Une commission de l'Assemblée nationale entreprend aujourd'hui l'étude du projet de loi 1 sur l'intégrité en matière de contrats publics. Le gouvernement Marois veut faire adopter la loi rapidement et le contexte actuel lui assure l'appui de la population à cet égard. Il ne faut pas bâcler le travail pour autant.

Le nouveau gouvernement a adopté une approche beaucoup plus lourde que celle qu'avaient choisie les libéraux.

Au lieu de dresser une liste noire des entreprises qui, en raison de leur comportement passé, ne peuvent pas avoir accès aux contrats publics, Québec mettra en place un registre des entreprises autorisées.

Toute compagnie souhaitant faire affaire avec le gouvernement, les réseaux de la santé et de l'éducation, les sociétés d'État et les municipalités devra faire une demande d'autorisation et montrer patte blanche.

Par conséquent, des milliers d'entreprises devront remplir de la paperasse additionnelle. Désagréable, mais c'est le prix à payer pour les nombreux abus commis dans le passé.

L'Autorité des marchés financiers, avec l'aide de l'Unité permanente anticorruption, gérera le registre des entreprises autorisées.

Le gouvernement a étudié plusieurs possibilités avant d'en venir à la conclusion que l'AMF était la mieux placée pour s'acquitter de cette tâche.

Les députés devront toutefois s'assurer que cette nouvelle responsabilité ne distraira pas l'Autorité du coeur de sa mission, la protection des épargnants et des investisseurs.

Le projet de loi prévoit que toute entreprise déclarée coupable d'une ou l'autre d'une longue série d'infractions énumérées, ou dont un des dirigeants l'a été, se verra refuser l'autorisation permettant d'avoir accès aux contrats publics.

Le gouvernement a voulu aussi accorder à l'AMF une certaine discrétion afin d'éviter qu'une compagnie ne parvienne à contourner les exigences de la loi.

Ainsi, en vertu de l'article 21.25, l'Autorité pourra refuser d'octroyer une autorisation «si elle considère que la confiance du public est affectée en raison du manque d'intégrité de l'entreprise (...)».
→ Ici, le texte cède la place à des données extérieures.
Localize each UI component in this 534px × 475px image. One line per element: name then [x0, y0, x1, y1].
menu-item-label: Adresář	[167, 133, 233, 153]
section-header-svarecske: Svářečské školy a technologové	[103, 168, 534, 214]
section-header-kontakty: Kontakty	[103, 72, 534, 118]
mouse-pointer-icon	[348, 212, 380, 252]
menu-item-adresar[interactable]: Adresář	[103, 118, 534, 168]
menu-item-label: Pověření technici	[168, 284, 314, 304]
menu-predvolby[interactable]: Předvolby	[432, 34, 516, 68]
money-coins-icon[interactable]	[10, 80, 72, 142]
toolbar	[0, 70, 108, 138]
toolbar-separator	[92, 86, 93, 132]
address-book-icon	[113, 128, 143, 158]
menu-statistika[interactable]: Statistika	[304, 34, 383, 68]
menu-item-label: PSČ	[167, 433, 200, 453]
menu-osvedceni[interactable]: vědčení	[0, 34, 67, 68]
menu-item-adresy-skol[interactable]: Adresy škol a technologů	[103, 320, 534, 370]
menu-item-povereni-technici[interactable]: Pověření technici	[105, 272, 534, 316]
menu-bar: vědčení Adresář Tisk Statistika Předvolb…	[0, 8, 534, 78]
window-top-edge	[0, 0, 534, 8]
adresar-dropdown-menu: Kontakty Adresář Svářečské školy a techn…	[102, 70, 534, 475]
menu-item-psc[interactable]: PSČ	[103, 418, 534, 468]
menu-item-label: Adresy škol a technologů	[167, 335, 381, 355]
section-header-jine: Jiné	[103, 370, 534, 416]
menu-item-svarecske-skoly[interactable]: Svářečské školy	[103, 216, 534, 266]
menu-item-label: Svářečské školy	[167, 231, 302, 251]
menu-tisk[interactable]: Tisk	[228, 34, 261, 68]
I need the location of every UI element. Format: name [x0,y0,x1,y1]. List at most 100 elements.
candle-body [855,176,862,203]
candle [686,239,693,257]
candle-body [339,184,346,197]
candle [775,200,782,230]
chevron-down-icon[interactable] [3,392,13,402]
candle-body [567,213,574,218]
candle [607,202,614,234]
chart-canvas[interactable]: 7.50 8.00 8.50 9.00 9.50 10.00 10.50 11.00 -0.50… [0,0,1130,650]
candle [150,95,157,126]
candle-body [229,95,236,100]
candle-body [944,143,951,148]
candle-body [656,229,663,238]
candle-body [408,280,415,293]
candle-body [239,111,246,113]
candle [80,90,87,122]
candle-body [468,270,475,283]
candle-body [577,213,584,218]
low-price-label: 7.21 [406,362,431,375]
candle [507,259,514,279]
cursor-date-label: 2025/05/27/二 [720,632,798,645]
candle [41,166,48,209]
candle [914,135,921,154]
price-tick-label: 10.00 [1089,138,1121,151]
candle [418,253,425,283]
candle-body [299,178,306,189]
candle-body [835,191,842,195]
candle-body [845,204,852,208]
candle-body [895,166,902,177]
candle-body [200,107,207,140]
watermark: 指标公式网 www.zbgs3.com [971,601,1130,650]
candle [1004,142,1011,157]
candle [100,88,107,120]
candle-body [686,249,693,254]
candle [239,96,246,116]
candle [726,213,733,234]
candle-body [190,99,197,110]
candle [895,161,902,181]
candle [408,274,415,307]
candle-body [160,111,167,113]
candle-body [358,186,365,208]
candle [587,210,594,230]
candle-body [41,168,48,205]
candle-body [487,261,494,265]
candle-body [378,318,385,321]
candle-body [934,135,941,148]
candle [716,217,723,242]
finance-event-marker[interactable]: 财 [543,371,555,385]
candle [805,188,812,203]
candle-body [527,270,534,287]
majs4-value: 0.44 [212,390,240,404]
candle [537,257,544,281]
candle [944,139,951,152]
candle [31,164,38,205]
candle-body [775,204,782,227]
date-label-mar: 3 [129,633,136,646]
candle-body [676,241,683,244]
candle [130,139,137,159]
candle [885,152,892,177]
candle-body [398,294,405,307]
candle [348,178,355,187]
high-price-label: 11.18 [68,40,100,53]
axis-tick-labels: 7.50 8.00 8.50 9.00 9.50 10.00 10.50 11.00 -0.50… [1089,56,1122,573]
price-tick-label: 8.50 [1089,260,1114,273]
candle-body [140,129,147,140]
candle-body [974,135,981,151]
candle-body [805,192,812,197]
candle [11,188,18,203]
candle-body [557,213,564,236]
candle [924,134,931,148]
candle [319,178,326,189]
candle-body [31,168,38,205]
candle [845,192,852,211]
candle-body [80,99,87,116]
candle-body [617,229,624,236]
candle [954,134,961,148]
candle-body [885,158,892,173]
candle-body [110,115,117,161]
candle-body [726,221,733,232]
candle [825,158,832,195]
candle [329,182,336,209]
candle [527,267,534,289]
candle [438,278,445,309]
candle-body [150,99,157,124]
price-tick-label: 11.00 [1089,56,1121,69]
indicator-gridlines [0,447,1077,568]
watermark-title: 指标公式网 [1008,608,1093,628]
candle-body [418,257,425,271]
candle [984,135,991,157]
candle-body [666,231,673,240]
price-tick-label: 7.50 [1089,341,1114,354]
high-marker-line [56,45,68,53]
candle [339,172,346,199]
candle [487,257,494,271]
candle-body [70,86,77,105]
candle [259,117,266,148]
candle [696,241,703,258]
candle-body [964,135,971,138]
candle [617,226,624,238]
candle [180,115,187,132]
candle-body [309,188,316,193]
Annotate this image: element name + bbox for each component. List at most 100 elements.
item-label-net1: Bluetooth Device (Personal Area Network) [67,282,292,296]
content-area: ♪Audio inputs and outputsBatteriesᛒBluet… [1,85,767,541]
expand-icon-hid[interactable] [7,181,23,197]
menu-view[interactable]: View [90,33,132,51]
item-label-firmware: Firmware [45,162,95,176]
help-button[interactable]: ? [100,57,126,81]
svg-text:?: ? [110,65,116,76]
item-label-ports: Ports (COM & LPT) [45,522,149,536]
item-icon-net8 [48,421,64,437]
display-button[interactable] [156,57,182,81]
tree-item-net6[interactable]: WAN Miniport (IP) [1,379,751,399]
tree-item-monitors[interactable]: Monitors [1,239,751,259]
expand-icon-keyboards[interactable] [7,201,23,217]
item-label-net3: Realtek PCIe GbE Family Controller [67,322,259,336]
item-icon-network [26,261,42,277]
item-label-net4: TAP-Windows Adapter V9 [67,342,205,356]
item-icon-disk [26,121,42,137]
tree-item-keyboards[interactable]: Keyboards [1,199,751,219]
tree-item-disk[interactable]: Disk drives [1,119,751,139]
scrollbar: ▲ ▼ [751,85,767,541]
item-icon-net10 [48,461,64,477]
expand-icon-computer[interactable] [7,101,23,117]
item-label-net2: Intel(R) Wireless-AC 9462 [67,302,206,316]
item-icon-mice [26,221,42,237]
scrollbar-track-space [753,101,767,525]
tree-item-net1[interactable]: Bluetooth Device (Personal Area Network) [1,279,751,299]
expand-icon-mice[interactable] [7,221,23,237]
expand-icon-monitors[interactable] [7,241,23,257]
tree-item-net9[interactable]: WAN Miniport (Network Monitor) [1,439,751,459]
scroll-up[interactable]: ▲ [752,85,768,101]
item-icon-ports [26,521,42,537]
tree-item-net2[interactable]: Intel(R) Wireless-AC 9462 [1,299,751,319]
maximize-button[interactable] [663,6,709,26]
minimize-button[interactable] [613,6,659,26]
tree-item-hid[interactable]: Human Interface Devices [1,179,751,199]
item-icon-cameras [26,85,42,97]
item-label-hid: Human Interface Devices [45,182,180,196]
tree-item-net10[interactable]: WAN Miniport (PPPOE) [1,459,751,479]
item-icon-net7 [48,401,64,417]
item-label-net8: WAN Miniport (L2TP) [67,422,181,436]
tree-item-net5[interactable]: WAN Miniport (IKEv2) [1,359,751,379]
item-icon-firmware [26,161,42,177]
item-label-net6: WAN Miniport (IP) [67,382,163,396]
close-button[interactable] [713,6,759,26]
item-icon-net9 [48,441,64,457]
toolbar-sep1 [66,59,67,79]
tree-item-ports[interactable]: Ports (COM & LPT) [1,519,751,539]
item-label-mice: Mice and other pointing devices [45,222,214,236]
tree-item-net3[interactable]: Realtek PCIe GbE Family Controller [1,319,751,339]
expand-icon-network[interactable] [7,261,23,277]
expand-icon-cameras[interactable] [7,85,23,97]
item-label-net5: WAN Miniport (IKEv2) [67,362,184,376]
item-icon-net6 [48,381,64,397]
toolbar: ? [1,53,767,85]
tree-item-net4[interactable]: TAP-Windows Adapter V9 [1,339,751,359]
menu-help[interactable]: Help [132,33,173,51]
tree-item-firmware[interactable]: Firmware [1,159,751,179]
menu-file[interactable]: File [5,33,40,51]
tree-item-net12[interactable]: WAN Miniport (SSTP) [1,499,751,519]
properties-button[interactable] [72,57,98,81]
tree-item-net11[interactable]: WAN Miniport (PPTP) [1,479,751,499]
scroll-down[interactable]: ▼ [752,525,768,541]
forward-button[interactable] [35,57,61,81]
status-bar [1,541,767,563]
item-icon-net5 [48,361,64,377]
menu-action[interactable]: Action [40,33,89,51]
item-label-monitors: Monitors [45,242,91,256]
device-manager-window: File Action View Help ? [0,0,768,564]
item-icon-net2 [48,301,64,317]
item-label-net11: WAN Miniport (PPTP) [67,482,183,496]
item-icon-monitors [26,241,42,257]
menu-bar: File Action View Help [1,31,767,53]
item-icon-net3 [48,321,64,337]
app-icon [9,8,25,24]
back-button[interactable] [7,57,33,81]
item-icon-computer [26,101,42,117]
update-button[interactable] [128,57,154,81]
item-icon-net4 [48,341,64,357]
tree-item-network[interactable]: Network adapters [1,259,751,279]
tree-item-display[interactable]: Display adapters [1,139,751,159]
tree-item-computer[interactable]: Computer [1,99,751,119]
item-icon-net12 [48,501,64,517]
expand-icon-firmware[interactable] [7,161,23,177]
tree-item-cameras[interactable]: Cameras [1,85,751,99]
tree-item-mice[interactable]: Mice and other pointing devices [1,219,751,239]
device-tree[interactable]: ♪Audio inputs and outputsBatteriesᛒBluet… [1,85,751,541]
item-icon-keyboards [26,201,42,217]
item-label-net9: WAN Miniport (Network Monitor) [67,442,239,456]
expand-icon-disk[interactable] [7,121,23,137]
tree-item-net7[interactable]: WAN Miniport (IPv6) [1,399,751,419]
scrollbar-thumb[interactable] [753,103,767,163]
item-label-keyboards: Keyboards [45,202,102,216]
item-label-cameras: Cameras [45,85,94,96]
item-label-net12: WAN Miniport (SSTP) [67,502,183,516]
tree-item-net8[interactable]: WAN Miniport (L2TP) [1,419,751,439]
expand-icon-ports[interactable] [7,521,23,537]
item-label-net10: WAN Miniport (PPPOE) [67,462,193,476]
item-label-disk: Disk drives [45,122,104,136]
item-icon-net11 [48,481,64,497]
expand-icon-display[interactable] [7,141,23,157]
Ce texte a fait sursauter plusieurs juristes en raison de son imprécision. Qu'est-ce que «la confiance du public» ? Qu'est-ce que le «manque d'intégrité» ?

Le projet de loi fournit à l'AMF quelques lignes directrices pour l'application de l'article en question mais celles-ci sont également fort vagues.

Les députés devraient resserrer le libellé de l'article 21.25 pour éviter les décisions arbitraires et les contestations judiciaires.

Le régime proposé par le projet de loi 1 sera exigeant et coûteux pour les entreprises. Cependant, le gouvernement a raison d'emprunter cette voie : seul un régime aussi rigoureux pourra restaurer la confiance de la population dans l'attribution des contrats publics.